Let's run our program and see what happens!

while not done:
    # Actions:
    #   a[0] changes the temperature between -dT (a[0] = 0.0) and +dT (a[0] = 1.0)
    #   a[1] changes the Volume between -dV (a[1] = 0.0) and +dV (a[1] = 1.0)
    #   a[2:] adds between none (a[2:] = 0.0) and all (a[2:] = 1.0) of each reactant
    if total_steps  < 20:
        action[0] = 1
        action[1] = 1
        action[2] = 0    # 1-chlorohexane
        action[3] = 0    # 2-chlorohexane
        action[4] = 1    # 3-chlorohexane
        action[5] = 1    # Na

        # Adding Reactants not needed:
        action[0] = 1
        action[1] = 1
        action[5] = 1
        action[4] = 1
        action[2] = 1
        action[3] = 1

    # perform the action and update the reward
    state, reward, done, __ = env.step(action)
    print('total_steps: ', total_steps)
    print('reward: %.2f ' % reward)
    total_reward += reward
    print('total reward: %.2f' % total_reward)
    # print(state)

    # render the plot
    # sleep(2)

    # increment one step
    total_steps += 1

    # append arrays for states over time

Notice that we get a high total reward. A visual representation of the reactants being used and total reward increasing can be seen in the subplot we produce!


This simply shows us the stats of the reaction vessel. It essentially shows everything from thermodynamic variables, to the amount of material

# ask user if they want to see stats of reaction vessel
show_stats = input("Show Reaction Vessel Stats ('Y'/'N') >>> ")

if show_stats.lower() in ["y", "yes"]:
    # open and check the material dict
    vessel_path = os.path.join(os.getcwd(), "vessel_experiment_0.pickle")
    with open(vessel_path, 'rb') as open_file:
        v = pickle.load(open_file)

    print("---------- VESSEL ----------")
    print("Label: {}".format(v.label))

    print("---------- THERMODYNAMIC VARIABLES ----------")
    print("Temperature (in K): {:e}".format(v.temperature))
    print("Volume (in L): {:e}".format(v.volume))
    print("Pressure (in kPa): {:e}".format(v.pressure))

    print("---------- MATERIAL_DICT ----------")
    for material, value_list in v._material_dict.items():
        print("{} : {}".format(material, value_list))

    print("---------- SOLUTE_DICT ----------")
    for solute, value_list in v._solute_dict.items():
        print("{} : {}".format(solute, value_list))
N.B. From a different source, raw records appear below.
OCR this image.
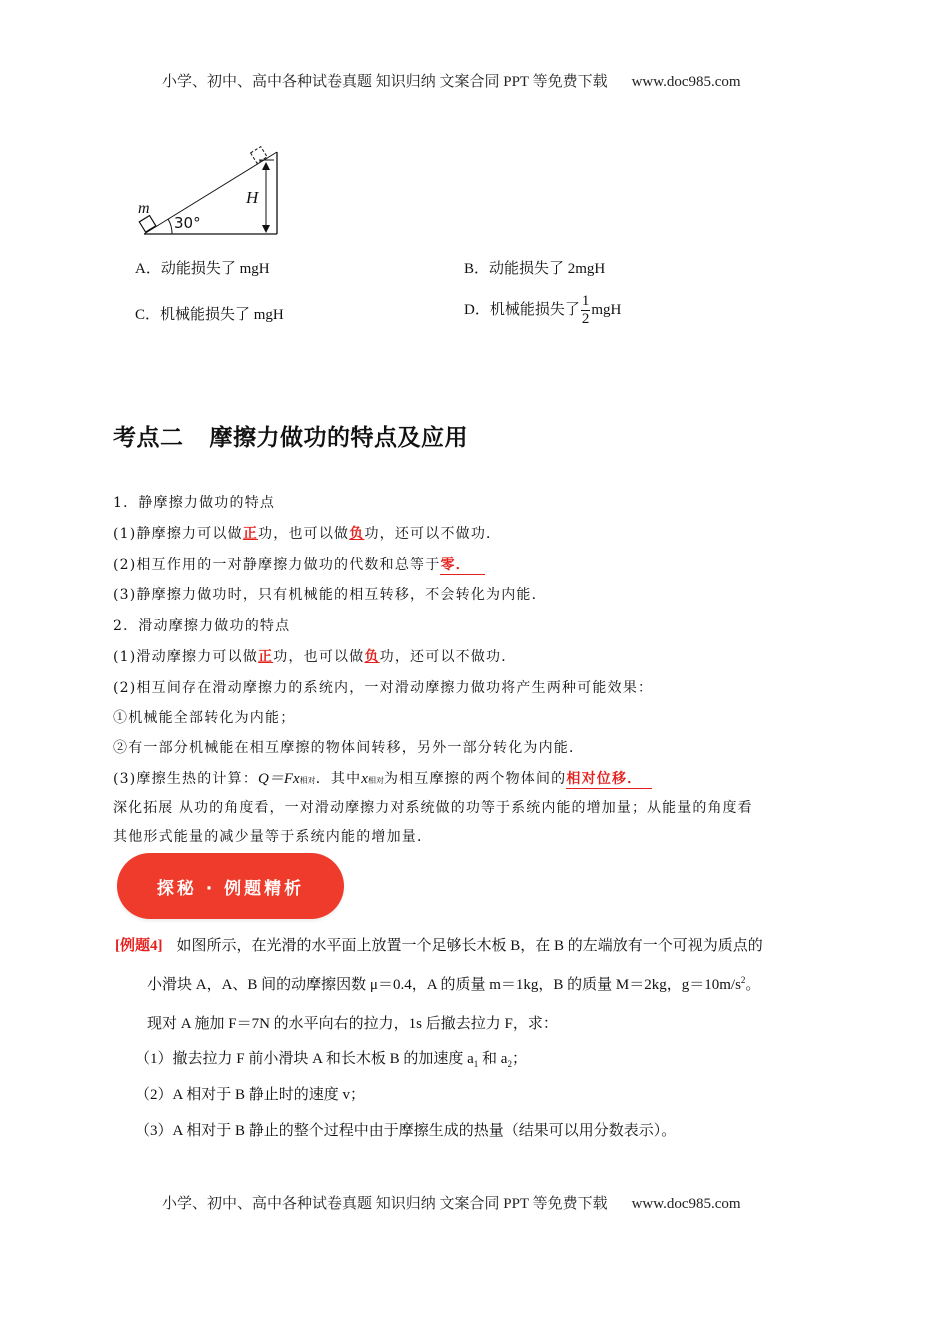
小学、初中、高中各种试卷真题 知识归纳 文案合同 PPT 等免费下载 www.doc985.com
m
30°
H
A．动能损失了 mgH	B．动能损失了 2mgH
C．机械能损失了 mgH	D．机械能损失了 $\frac{1}{2}$ mgH
考点二 摩擦力做功的特点及应用
1．静摩擦力做功的特点
(1)静摩擦力可以做正功，也可以做负功，还可以不做功．
(2)相互作用的一对静摩擦力做功的代数和总等于零．
(3)静摩擦力做功时，只有机械能的相互转移，不会转化为内能．
2．滑动摩擦力做功的特点
(1)滑动摩擦力可以做正功，也可以做负功，还可以不做功．
(2)相互间存在滑动摩擦力的系统内，一对滑动摩擦力做功将产生两种可能效果：
①机械能全部转化为内能；
②有一部分机械能在相互摩擦的物体间转移，另外一部分转化为内能．
(3)摩擦生热的计算：Q＝Fx相对．其中x相对为相互摩擦的两个物体间的相对位移．
深化拓展 从功的角度看，一对滑动摩擦力对系统做的功等于系统内能的增加量；从能量的角度看
其他形式能量的减少量等于系统内能的增加量．
探秘 · 例题精析
[例题4] 如图所示，在光滑的水平面上放置一个足够长木板 B，在 B 的左端放有一个可视为质点的
小滑块 A，A、B 间的动摩擦因数 μ＝0.4，A 的质量 m＝1kg，B 的质量 M＝2kg，$g=10m/s^2$。
现对 A 施加 F＝7N 的水平向右的拉力，1s 后撤去拉力 F，求：
（1）撤去拉力 F 前小滑块 A 和长木板 B 的加速度 $a_1$ 和 $a_2$；
（2）A 相对于 B 静止时的速度 v；
（3）A 相对于 B 静止的整个过程中由于摩擦生成的热量（结果可以用分数表示）。
小学、初中、高中各种试卷真题 知识归纳 文案合同 PPT 等免费下载 www.doc985.com
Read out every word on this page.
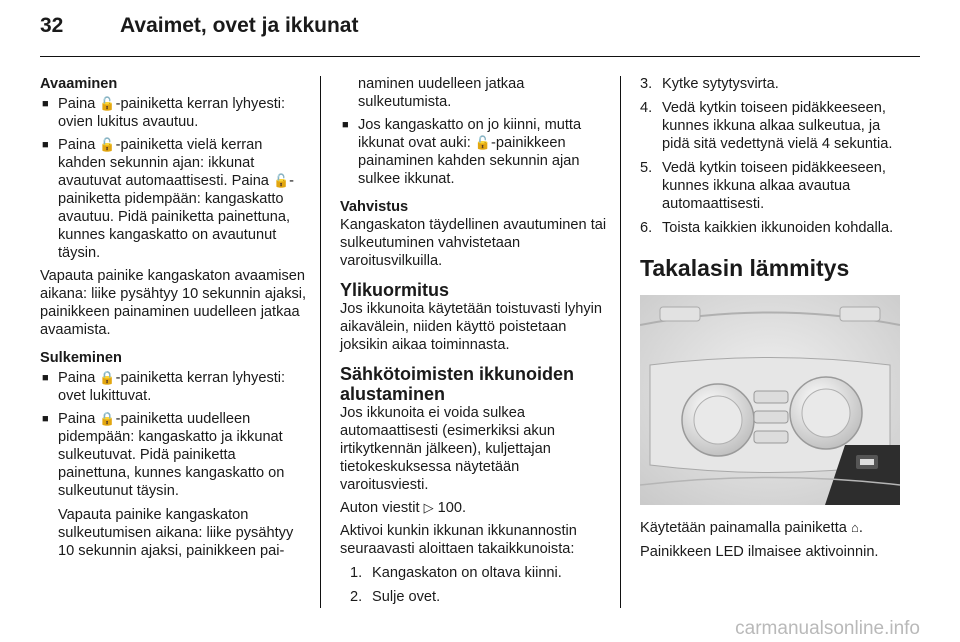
32	Avaimet, ovet ja ikkunat

Avaaminen

■ Paina 🔓-painiketta kerran lyhyesti: ovien lukitus avautuu.
■ Paina 🔓-painiketta vielä kerran kahden sekunnin ajan: ikkunat avautuvat automaattisesti. Paina 🔓-painiketta pidempään: kangaskatto avautuu. Pidä painiketta painettuna, kunnes kangaskatto on avautunut täysin.

Vapauta painike kangaskaton avaamisen aikana: liike pysähtyy 10 sekunnin ajaksi, painikkeen painaminen uudelleen jatkaa avaamista.

Sulkeminen

■ Paina 🔒-painiketta kerran lyhyesti: ovet lukittuvat.
■ Paina 🔒-painiketta uudelleen pidempään: kangaskatto ja ikkunat sulkeutuvat. Pidä painiketta painettuna, kunnes kangaskatto on sulkeutunut täysin.

Vapauta painike kangaskaton sulkeutumisen aikana: liike pysähtyy 10 sekunnin ajaksi, painikkeen pai-

naminen uudelleen jatkaa sulkeutumista.

■ Jos kangaskatto on jo kiinni, mutta ikkunat ovat auki: 🔓-painikkeen painaminen kahden sekunnin ajan sulkee ikkunat.

Vahvistus

Kangaskaton täydellinen avautuminen tai sulkeutuminen vahvistetaan varoitusvilkuilla.

Ylikuormitus

Jos ikkunoita käytetään toistuvasti lyhyin aikavälein, niiden käyttö poistetaan joksikin aikaa toiminnasta.

Sähkötoimisten ikkunoiden alustaminen

Jos ikkunoita ei voida sulkea automaattisesti (esimerkiksi akun irtikytkennän jälkeen), kuljettajan tietokeskuksessa näytetään varoitusviesti.

Auton viestit ▷ 100.

Aktivoi kunkin ikkunan ikkunannostin seuraavasti aloittaen takaikkunoista:

1. Kangaskaton on oltava kiinni.
2. Sulje ovet.
3. Kytke sytytysvirta.
4. Vedä kytkin toiseen pidäkkeeseen, kunnes ikkuna alkaa sulkeutua, ja pidä sitä vedettynä vielä 4 sekuntia.
5. Vedä kytkin toiseen pidäkkeeseen, kunnes ikkuna alkaa avautua automaattisesti.
6. Toista kaikkien ikkunoiden kohdalla.

Takalasin lämmitys

Käytetään painamalla painiketta ⌂.

Painikkeen LED ilmaisee aktivoinnin.

carmanualsonline.info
This part of the code plots certain states over time.

# graph states over time
fig, (ax1, ax2, ax3, ax4) = plt.subplots(4)
ax1.plot(steps_over_time, reactant_1)
ax1.set_title('Steps vs. Reactant 1 (3-chlorohexane)')

ax2.plot(steps_over_time, reactant_2, 'tab:orange')
ax2.set_title('Steps vs. Reactant 2 (Na)')

ax3.plot(steps_over_time, reward_over_time, 'tab:green')
ax3.set_title('Steps vs Reward')

ax4.plot(steps_over_time, total_reward_over_time, 'tab:red')
ax4.set_title('Steps vs Total Reward')
ax4.set_ylabel('Total Reward')

plt.savefig('Final Subplots Demo Lesson 3.png')

For the second part of the experiment let's uncomment the code that adds the reactants not needed and run our code again.

# Adding Reactants not needed:
action[0] = 1
action[1] = 1
action[5] = 1
action[4] = 1
action[2] = 1
action[3] = 1

If we run this code we'll notice that our reward is significantly lower. It is a significant drop-off from the reward we get from our previous set of actions. Once again, the reason this is happening is that other reactions are taking place instead of the reaction that produces our desired material. This is because we add additional reactants such as 1-chlorohexane and 2-chlorohexane.

The next step for this reaction environment is to write an RL implementation that will allow the agent to solve this problem for you essentially maximizing our output of the desired material!